As part of its school focussed activity, The Crunch will send out more than 33,000 experiment kits to every school and further education college in the UK, throughout the course of 2016.
Each kit is packed full of scientific equipment, teacher notes, videos, cross-curricular activities and specially commissioned short plays.
Packs will provide teachers with imaginative ways to explore Science curriculum topics that link to health, nutrition and the environment.
They will also give schools the opportunity to access current scientific research and to think about the issues that impact on our lives every day.
Primary school pupils will get to study questions like how does our diet give our bodies superpowers? While Secondary students can query ideas like what part does the microbiome play in human health?
In addition to this, the initiative will reach a wider range of audiences in different ways such as offering interactive experiences for families and interactive dialogue sessions in the community that will combine theatre and discussion.

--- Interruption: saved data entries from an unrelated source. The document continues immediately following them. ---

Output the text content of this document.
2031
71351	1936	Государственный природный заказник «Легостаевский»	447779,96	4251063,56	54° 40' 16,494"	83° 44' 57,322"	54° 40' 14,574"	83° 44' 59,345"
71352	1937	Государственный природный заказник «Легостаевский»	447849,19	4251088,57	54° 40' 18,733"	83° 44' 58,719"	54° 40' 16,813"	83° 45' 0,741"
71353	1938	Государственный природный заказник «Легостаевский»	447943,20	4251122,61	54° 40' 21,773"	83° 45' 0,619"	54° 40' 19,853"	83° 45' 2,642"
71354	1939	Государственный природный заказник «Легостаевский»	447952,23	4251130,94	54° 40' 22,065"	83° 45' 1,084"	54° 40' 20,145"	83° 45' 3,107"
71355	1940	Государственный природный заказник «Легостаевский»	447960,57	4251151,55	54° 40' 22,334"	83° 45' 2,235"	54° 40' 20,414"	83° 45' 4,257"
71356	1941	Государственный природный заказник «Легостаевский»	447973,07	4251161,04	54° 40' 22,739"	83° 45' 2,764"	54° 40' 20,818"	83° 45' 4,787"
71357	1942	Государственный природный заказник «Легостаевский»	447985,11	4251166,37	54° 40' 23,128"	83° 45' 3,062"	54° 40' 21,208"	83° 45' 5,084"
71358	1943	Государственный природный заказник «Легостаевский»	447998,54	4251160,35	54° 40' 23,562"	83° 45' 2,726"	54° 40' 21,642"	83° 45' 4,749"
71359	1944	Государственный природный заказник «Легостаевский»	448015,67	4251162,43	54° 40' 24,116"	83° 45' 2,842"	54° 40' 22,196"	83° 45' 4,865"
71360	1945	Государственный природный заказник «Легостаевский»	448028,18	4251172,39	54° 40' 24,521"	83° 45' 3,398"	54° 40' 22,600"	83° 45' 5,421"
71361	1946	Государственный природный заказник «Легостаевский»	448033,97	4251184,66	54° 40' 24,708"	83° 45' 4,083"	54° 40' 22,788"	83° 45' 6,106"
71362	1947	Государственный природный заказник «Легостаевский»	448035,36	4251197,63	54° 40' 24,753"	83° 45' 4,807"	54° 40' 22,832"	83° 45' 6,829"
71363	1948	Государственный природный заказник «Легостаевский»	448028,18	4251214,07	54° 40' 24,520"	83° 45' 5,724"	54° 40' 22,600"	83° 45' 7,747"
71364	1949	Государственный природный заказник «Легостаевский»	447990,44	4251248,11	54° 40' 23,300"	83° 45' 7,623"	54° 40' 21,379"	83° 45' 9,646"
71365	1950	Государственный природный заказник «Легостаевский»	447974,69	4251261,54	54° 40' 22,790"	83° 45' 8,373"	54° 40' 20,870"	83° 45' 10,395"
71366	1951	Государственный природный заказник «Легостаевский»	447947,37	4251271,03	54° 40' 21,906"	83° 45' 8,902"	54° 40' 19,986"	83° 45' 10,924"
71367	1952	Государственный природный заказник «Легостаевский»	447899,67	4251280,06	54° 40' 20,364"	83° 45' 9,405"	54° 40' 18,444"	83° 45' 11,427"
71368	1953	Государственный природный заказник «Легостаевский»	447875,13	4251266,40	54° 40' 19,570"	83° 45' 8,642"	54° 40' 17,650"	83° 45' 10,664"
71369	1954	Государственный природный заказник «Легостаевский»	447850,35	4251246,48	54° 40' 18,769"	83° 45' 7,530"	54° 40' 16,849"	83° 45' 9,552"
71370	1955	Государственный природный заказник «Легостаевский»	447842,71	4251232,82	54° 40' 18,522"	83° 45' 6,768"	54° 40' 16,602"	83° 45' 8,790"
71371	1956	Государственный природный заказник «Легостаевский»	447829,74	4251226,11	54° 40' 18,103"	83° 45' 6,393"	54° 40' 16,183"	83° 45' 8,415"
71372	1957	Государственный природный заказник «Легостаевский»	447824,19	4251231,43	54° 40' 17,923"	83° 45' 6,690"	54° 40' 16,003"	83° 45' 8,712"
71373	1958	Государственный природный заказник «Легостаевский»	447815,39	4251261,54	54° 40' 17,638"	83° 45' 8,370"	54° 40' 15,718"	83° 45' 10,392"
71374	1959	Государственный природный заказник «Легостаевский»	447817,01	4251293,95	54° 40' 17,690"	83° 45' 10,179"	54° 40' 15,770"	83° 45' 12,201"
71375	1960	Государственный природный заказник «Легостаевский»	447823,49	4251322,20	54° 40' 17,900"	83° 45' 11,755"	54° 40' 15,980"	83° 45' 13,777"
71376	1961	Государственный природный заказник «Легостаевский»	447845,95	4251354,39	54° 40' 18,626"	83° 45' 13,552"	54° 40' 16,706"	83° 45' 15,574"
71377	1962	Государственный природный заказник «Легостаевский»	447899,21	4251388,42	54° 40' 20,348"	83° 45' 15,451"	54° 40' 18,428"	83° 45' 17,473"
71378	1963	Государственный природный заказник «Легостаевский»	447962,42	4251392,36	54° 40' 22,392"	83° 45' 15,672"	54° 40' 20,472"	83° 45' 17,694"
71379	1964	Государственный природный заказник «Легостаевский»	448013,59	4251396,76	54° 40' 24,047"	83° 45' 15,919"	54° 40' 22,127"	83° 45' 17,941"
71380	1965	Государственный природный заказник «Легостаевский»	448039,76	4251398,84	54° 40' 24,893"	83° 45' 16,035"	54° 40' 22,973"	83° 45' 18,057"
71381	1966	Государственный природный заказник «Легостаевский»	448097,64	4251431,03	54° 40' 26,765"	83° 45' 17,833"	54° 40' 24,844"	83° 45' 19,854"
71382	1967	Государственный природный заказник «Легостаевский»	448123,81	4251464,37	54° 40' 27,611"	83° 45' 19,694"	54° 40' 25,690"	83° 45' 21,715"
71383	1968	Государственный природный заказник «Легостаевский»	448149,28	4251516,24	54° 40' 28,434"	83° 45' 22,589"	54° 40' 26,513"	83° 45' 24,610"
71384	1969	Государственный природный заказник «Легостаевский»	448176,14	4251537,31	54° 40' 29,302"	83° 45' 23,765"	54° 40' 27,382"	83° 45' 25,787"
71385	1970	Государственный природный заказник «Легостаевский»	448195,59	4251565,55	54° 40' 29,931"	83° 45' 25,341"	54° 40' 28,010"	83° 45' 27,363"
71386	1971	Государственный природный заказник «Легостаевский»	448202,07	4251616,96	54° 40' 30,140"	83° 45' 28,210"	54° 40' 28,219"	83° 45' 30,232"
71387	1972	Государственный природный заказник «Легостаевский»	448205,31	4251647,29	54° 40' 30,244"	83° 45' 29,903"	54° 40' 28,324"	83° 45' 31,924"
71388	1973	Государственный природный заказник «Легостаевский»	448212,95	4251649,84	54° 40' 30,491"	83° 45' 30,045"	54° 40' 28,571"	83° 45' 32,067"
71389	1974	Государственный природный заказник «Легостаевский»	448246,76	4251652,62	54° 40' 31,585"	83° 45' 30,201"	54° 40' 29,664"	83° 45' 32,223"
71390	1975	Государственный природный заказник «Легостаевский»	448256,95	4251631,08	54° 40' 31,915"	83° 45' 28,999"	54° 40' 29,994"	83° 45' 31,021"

Lynn Huynh, marketing communications project manager at The Wellcome Trust, commented, “The Crunch will encompass the entire UK, will last for all of 2016, and involves us communicating complicated topics to a very wide range of audiences, many of whom, for very valid reasons, do not have environment, nutrition and health as a high priority.
As 2016 moves forward, The Crunch intends to develop a range of ideas for ways schools can take its topics outside of the classroom. The brand identity and commications for this will be delivered by creative design agency Blast.